1: This time we are building a dataframe from scratch, passing in a dictionary where the keys will form the column names and the lists associated with the keys will be the values.
2: We set ‘project’ - one of the provided columns in our dictionary - to be the index of the dataframe.
3: As before, we pass in the dataframe as the first argument to st.dataframe.
4: To the column_config argument we pass a dictionary, where the keys again correspond to the column names but the values are a streamlit column_config type with a number of optional arguments.
5: The ProgressColumn type creates a small progress bar, which can be useful for displaying progress towards a percentage of completion or a total number of values. All values in the progress column must have the same maximum.
6: The first argument to a st.column_config is the column title to display to the user, allowing your columns to have polished-looking names without having to adjust the underlying dataframe, allowing you to more easily continue working with the dataframe itself in later calculations.
7: The value passed to the ‘help’ argument will appear when the user hovers over the column name.
8: The format argument adjusts the way in which the number displays; here, for example, %f indicates it’s should display as a float (decimal) number, with the second % sign indicating a % symbol should be displayed after the number. More details about the available formats can be found on the Streamlit website.
9: The minimum and maximum values relate to the upper and lower possible values the progress could take.
10: The ImageColumn will, if passed a local or web-based image path, display a small version of the image within the table instead of the text of the link.
11: The LinkColumn converts any hyperlinks to a clickable link instead of just being text.
12: The display_text argument can be used to display more user-friendly text instead of the full link itself.
13: The NumberColumn just gives some control over the way a number is displayed; by default, a number column will include commas to make it easier to read large numbers, but this can be overriden with the format argument.

Note

For editable dataframes (covered in a later chapter), checkboxes, select dropdowns, date/time pickers and more can be integrated into the table.

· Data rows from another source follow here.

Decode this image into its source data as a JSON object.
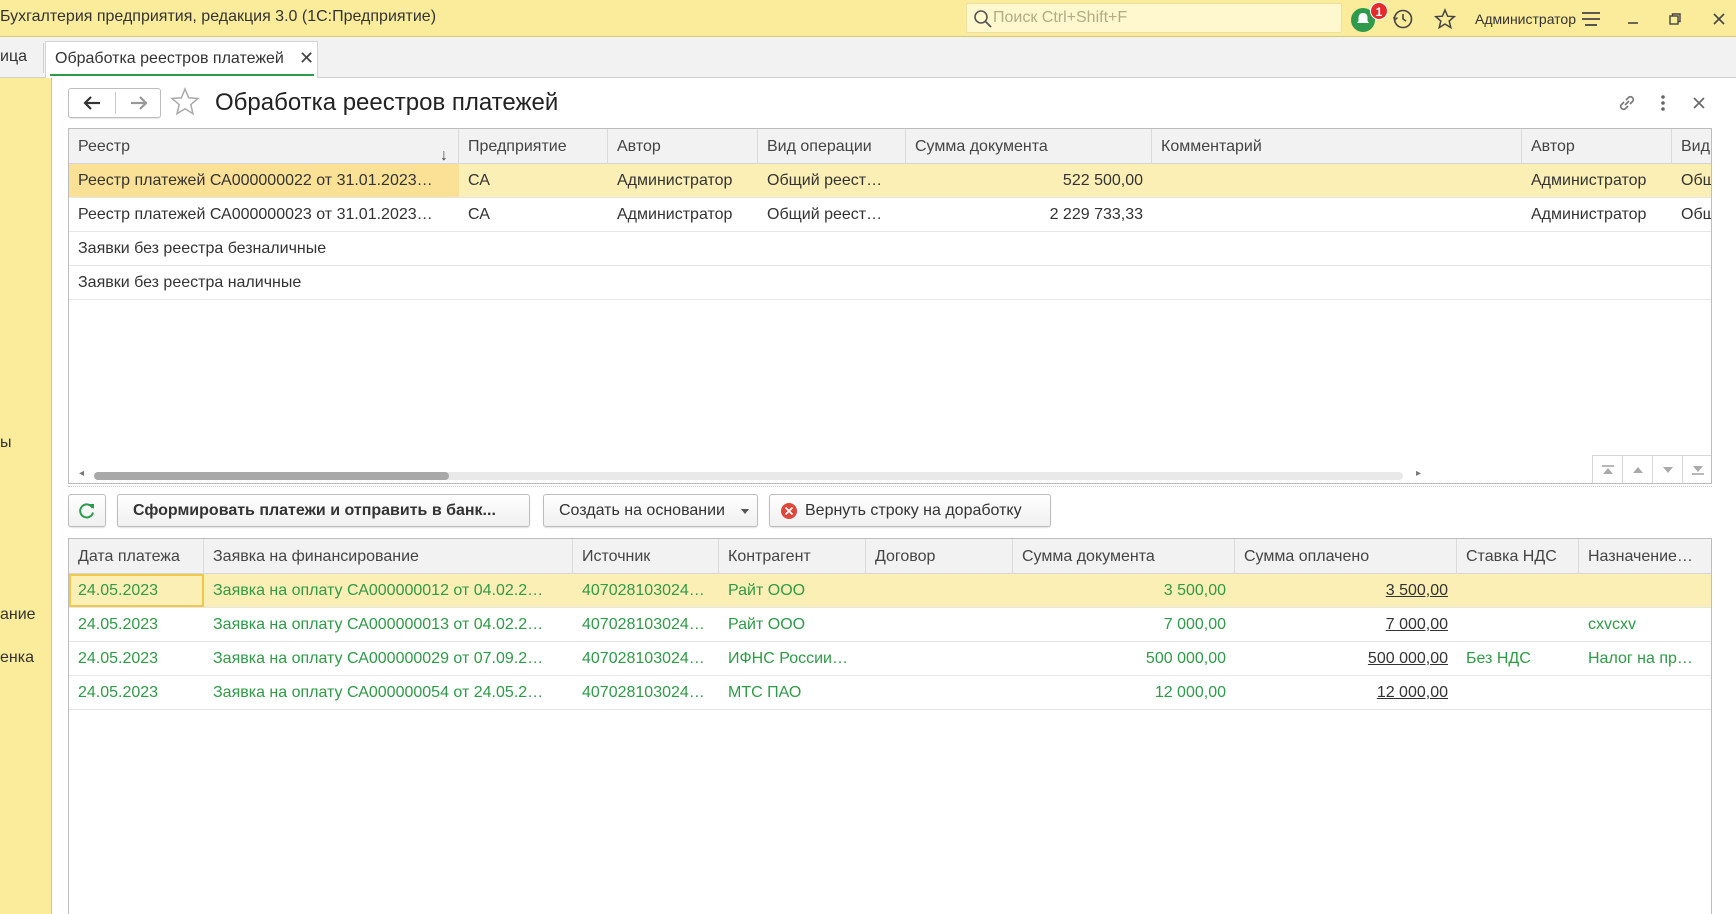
{
  "app": {
    "title": "Бухгалтерия предприятия, редакция 3.0  (1С:Предприятие)",
    "search_placeholder": "Поиск Ctrl+Shift+F",
    "notifications_count": "1",
    "user": "Администратор"
  },
  "tabs": {
    "prev_label": "ица",
    "active_label": "Обработка реестров платежей",
    "close_glyph": "✕"
  },
  "left_panel": {
    "items": [
      "ы",
      "ание",
      "енка"
    ]
  },
  "form": {
    "title": "Обработка реестров платежей"
  },
  "registers": {
    "columns": [
      "Реестр",
      "Предприятие",
      "Автор",
      "Вид операции",
      "Сумма документа",
      "Комментарий",
      "Автор",
      "Вид"
    ],
    "rows": [
      [
        "Реестр платежей СА000000022 от 31.01.2023…",
        "СА",
        "Администратор",
        "Общий реест…",
        "522 500,00",
        "",
        "Администратор",
        "Общ"
      ],
      [
        "Реестр платежей СА000000023 от 31.01.2023…",
        "СА",
        "Администратор",
        "Общий реест…",
        "2 229 733,33",
        "",
        "Администратор",
        "Общ"
      ],
      [
        "Заявки без реестра безналичные",
        "",
        "",
        "",
        "",
        "",
        "",
        ""
      ],
      [
        "Заявки без реестра наличные",
        "",
        "",
        "",
        "",
        "",
        "",
        ""
      ]
    ]
  },
  "toolbar": {
    "form_payments": "Сформировать платежи и отправить в банк...",
    "create_based_on": "Создать на основании",
    "return_row": "Вернуть строку на доработку"
  },
  "payments": {
    "columns": [
      "Дата платежа",
      "Заявка на финансирование",
      "Источник",
      "Контрагент",
      "Договор",
      "Сумма документа",
      "Сумма оплачено",
      "Ставка НДС",
      "Назначение…"
    ],
    "rows": [
      [
        "24.05.2023",
        "Заявка на оплату СА000000012 от 04.02.2…",
        "407028103024…",
        "Райт ООО",
        "",
        "3 500,00",
        "3 500,00",
        "",
        ""
      ],
      [
        "24.05.2023",
        "Заявка на оплату СА000000013 от 04.02.2…",
        "407028103024…",
        "Райт ООО",
        "",
        "7 000,00",
        "7 000,00",
        "",
        "cxvcxv"
      ],
      [
        "24.05.2023",
        "Заявка на оплату СА000000029 от 07.09.2…",
        "407028103024…",
        "ИФНС России…",
        "",
        "500 000,00",
        "500 000,00",
        "Без НДС",
        "Налог на пр…"
      ],
      [
        "24.05.2023",
        "Заявка на оплату СА000000054 от 24.05.2…",
        "407028103024…",
        "МТС ПАО",
        "",
        "12 000,00",
        "12 000,00",
        "",
        ""
      ]
    ]
  },
  "colors": {
    "panel_yellow": "#fbec9b",
    "selected_row": "#fcefb5",
    "accent_green": "#2f9a47",
    "badge_red": "#e52b2b"
  }
}
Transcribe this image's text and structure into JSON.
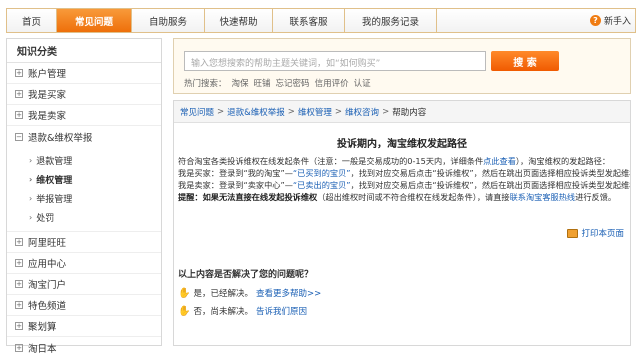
{
  "nav": {
    "tabs": [
      {
        "label": "首页"
      },
      {
        "label": "常见问题"
      },
      {
        "label": "自助服务"
      },
      {
        "label": "快速帮助"
      },
      {
        "label": "联系客服"
      },
      {
        "label": "我的服务记录"
      }
    ],
    "newbie_label": "新手入"
  },
  "sidebar": {
    "title": "知识分类",
    "items_top": [
      "账户管理",
      "我是买家",
      "我是卖家"
    ],
    "expanded": {
      "label": "退款&维权举报",
      "subs": [
        "退款管理",
        "维权管理",
        "举报管理",
        "处罚"
      ]
    },
    "items_bottom": [
      "阿里旺旺",
      "应用中心",
      "淘宝门户",
      "特色频道",
      "聚划算",
      "淘日本"
    ]
  },
  "search": {
    "placeholder": "输入您想搜索的帮助主题关键词，如“如何购买”",
    "button_label": "搜 索",
    "hot_label": "热门搜索：",
    "hot_keywords": [
      "淘保",
      "旺铺",
      "忘记密码",
      "信用评价",
      "认证"
    ]
  },
  "breadcrumb": [
    "常见问题",
    "退款&维权举报",
    "维权管理",
    "维权咨询",
    "帮助内容"
  ],
  "article": {
    "title": "投诉期内，淘宝维权发起路径",
    "line1_a": "符合淘宝各类投诉维权在线发起条件（注意：一般是交易成功的0-15天内，详细条件",
    "line1_link": "点此查看",
    "line1_b": "），淘宝维权的发起路径：",
    "line2_a": "我是买家：登录到“我的淘宝”—",
    "line2_link": "“已买到的宝贝”",
    "line2_b": "，找到对应交易后点击“投诉维权”，然后在跳出页面选择相应投诉类型发起维权。",
    "line3_a": "我是卖家：登录到“卖家中心”—",
    "line3_link": "“已卖出的宝贝”",
    "line3_b": "，找到对应交易后点击“投诉维权”，然后在跳出页面选择相应投诉类型发起维权。",
    "line4_warn": "提醒：如果无法直接在线发起投诉维权",
    "line4_a": "（超出维权时间或不符合维权在线发起条件），请直接",
    "line4_link": "联系淘宝客服热线",
    "line4_b": "进行反馈。"
  },
  "print_label": "打印本页面",
  "feedback": {
    "question": "以上内容是否解决了您的问题呢？",
    "yes_text": "是，已经解决。",
    "yes_link": "查看更多帮助>>",
    "no_text": "否，尚未解决。",
    "no_link": "告诉我们原因"
  }
}
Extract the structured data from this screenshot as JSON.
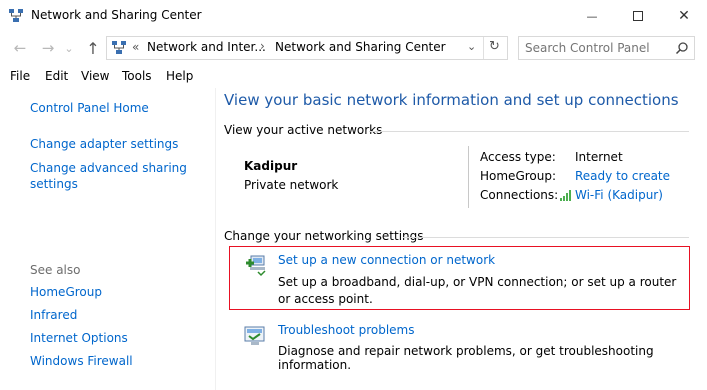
{
  "window": {
    "title": "Network and Sharing Center",
    "min_symbol": "—",
    "max_symbol": "☐",
    "close_symbol": "✕"
  },
  "nav": {
    "back": "←",
    "forward": "→",
    "recent": "⌄",
    "up": "↑",
    "refresh": "↻",
    "chevron_prefix": "«",
    "breadcrumb": [
      "Network and Inter...",
      "Network and Sharing Center"
    ],
    "breadcrumb_sep": "›",
    "dropdown": "⌄"
  },
  "search": {
    "placeholder": "Search Control Panel"
  },
  "menu": [
    "File",
    "Edit",
    "View",
    "Tools",
    "Help"
  ],
  "sidebar": {
    "home": "Control Panel Home",
    "links": [
      "Change adapter settings",
      "Change advanced sharing settings"
    ],
    "see_also_label": "See also",
    "see_also": [
      "HomeGroup",
      "Infrared",
      "Internet Options",
      "Windows Firewall"
    ]
  },
  "main": {
    "heading": "View your basic network information and set up connections",
    "active_label": "View your active networks",
    "network": {
      "name": "Kadipur",
      "type": "Private network",
      "access_type_label": "Access type:",
      "access_type_value": "Internet",
      "homegroup_label": "HomeGroup:",
      "homegroup_value": "Ready to create",
      "connections_label": "Connections:",
      "connections_value": "Wi-Fi (Kadipur)"
    },
    "change_label": "Change your networking settings",
    "tasks": [
      {
        "title": "Set up a new connection or network",
        "description": "Set up a broadband, dial-up, or VPN connection; or set up a router or access point."
      },
      {
        "title": "Troubleshoot problems",
        "description": "Diagnose and repair network problems, or get troubleshooting information."
      }
    ]
  },
  "colors": {
    "link": "#0066cc",
    "heading": "#1e5aa8",
    "highlight_border": "#e81123"
  }
}
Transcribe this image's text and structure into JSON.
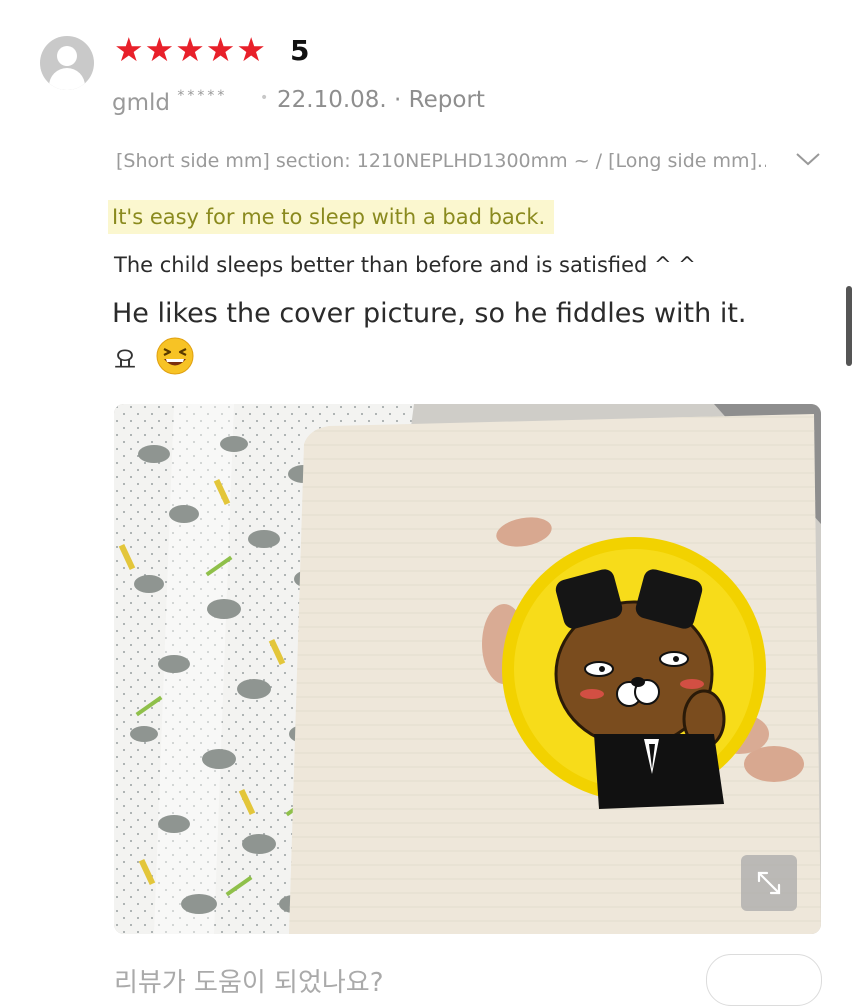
{
  "review": {
    "rating": "5",
    "star_count": 5,
    "reviewer_name": "gmld",
    "reviewer_mask": "*****",
    "date": "22.10.08.",
    "report_label": "· Report",
    "option_text": "[Short side mm] section: 1210NEPLHD1300mm ~ / [Long side mm]...",
    "text_highlight": "It's easy for me to sleep with a bad back.",
    "text_line2": "The child sleeps better than before and is satisfied ^ ^",
    "text_line3": "He likes the cover picture, so he fiddles with it.",
    "text_line4": "요"
  },
  "colors": {
    "star": "#e8202a",
    "highlight_bg": "#fbf7cf",
    "highlight_text": "#8a8a1e"
  },
  "icons": {
    "avatar": "default-user-avatar-icon",
    "expand": "expand-arrows-icon",
    "dropdown": "chevron-down-icon",
    "emoji": "grinning-squint-face-emoji"
  },
  "bottom_partial_text": "리뷰가 도움이 되었나요?"
}
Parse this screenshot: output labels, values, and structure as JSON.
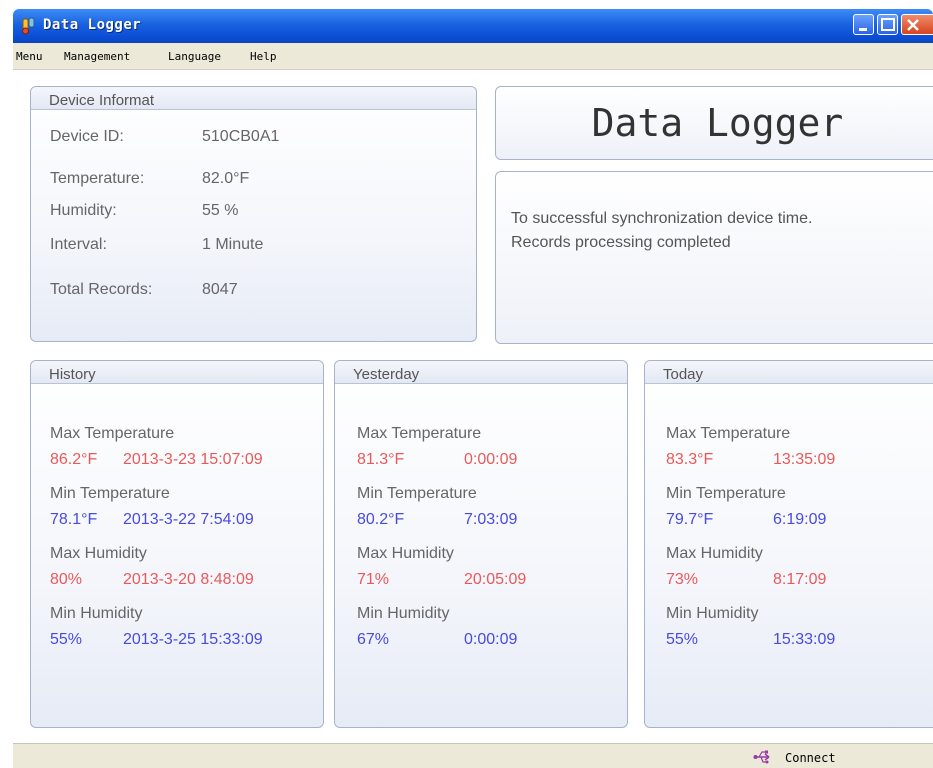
{
  "window": {
    "title": "Data Logger"
  },
  "menu": [
    "Menu",
    "Management",
    "Language",
    "Help"
  ],
  "device": {
    "title": "Device Informat",
    "rows": [
      {
        "label": "Device ID:",
        "value": "510CB0A1"
      },
      {
        "label": "Temperature:",
        "value": "82.0°F"
      },
      {
        "label": "Humidity:",
        "value": "55 %"
      },
      {
        "label": "Interval:",
        "value": "1 Minute"
      },
      {
        "label": "Total Records:",
        "value": "8047"
      }
    ]
  },
  "banner": {
    "text": "Data Logger"
  },
  "messages": [
    "To successful synchronization device time.",
    "Records processing completed"
  ],
  "stats": [
    {
      "title": "History",
      "max_temp": {
        "label": "Max Temperature",
        "value": "86.2°F",
        "time": "2013-3-23 15:07:09"
      },
      "min_temp": {
        "label": "Min Temperature",
        "value": "78.1°F",
        "time": "2013-3-22 7:54:09"
      },
      "max_hum": {
        "label": "Max Humidity",
        "value": "80%",
        "time": "2013-3-20 8:48:09"
      },
      "min_hum": {
        "label": "Min Humidity",
        "value": "55%",
        "time": "2013-3-25 15:33:09"
      }
    },
    {
      "title": "Yesterday",
      "max_temp": {
        "label": "Max Temperature",
        "value": "81.3°F",
        "time": "0:00:09"
      },
      "min_temp": {
        "label": "Min Temperature",
        "value": "80.2°F",
        "time": "7:03:09"
      },
      "max_hum": {
        "label": "Max Humidity",
        "value": "71%",
        "time": "20:05:09"
      },
      "min_hum": {
        "label": "Min Humidity",
        "value": "67%",
        "time": "0:00:09"
      }
    },
    {
      "title": "Today",
      "max_temp": {
        "label": "Max Temperature",
        "value": "83.3°F",
        "time": "13:35:09"
      },
      "min_temp": {
        "label": "Min Temperature",
        "value": "79.7°F",
        "time": "6:19:09"
      },
      "max_hum": {
        "label": "Max Humidity",
        "value": "73%",
        "time": "8:17:09"
      },
      "min_hum": {
        "label": "Min Humidity",
        "value": "55%",
        "time": "15:33:09"
      }
    }
  ],
  "status": {
    "text": "Connect",
    "icon": "usb-icon"
  },
  "colors": {
    "titlebar": "#1a62e0",
    "max_values": "#e85a5a",
    "min_values": "#4a4ae0"
  }
}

The full documentation can be found here and is well worth a read to understand the full range of powerful options available to you via the column configuration API.

6.2.2 Pandas stylers

Pandas has a ‘styler’ API, which can be used to enhance table displays with conditional formatting and other stylistic enhancements. At present, within Streamlit, cell background colours, font colours and custom value displays are supported. Take a look at the pandas styler documentation for more information, and pass in the pandas styler object instead of the basic dataframe to st.dataframe.

6.2.3 Other kinds of tabular data

st.dataframe works with Pandas, PyArrow, Snowpark, pySpark, Numpy arrays, lists, sets and dictionaries.

6.2.4 Additional arguments

You can find out more about the available options in the documentation.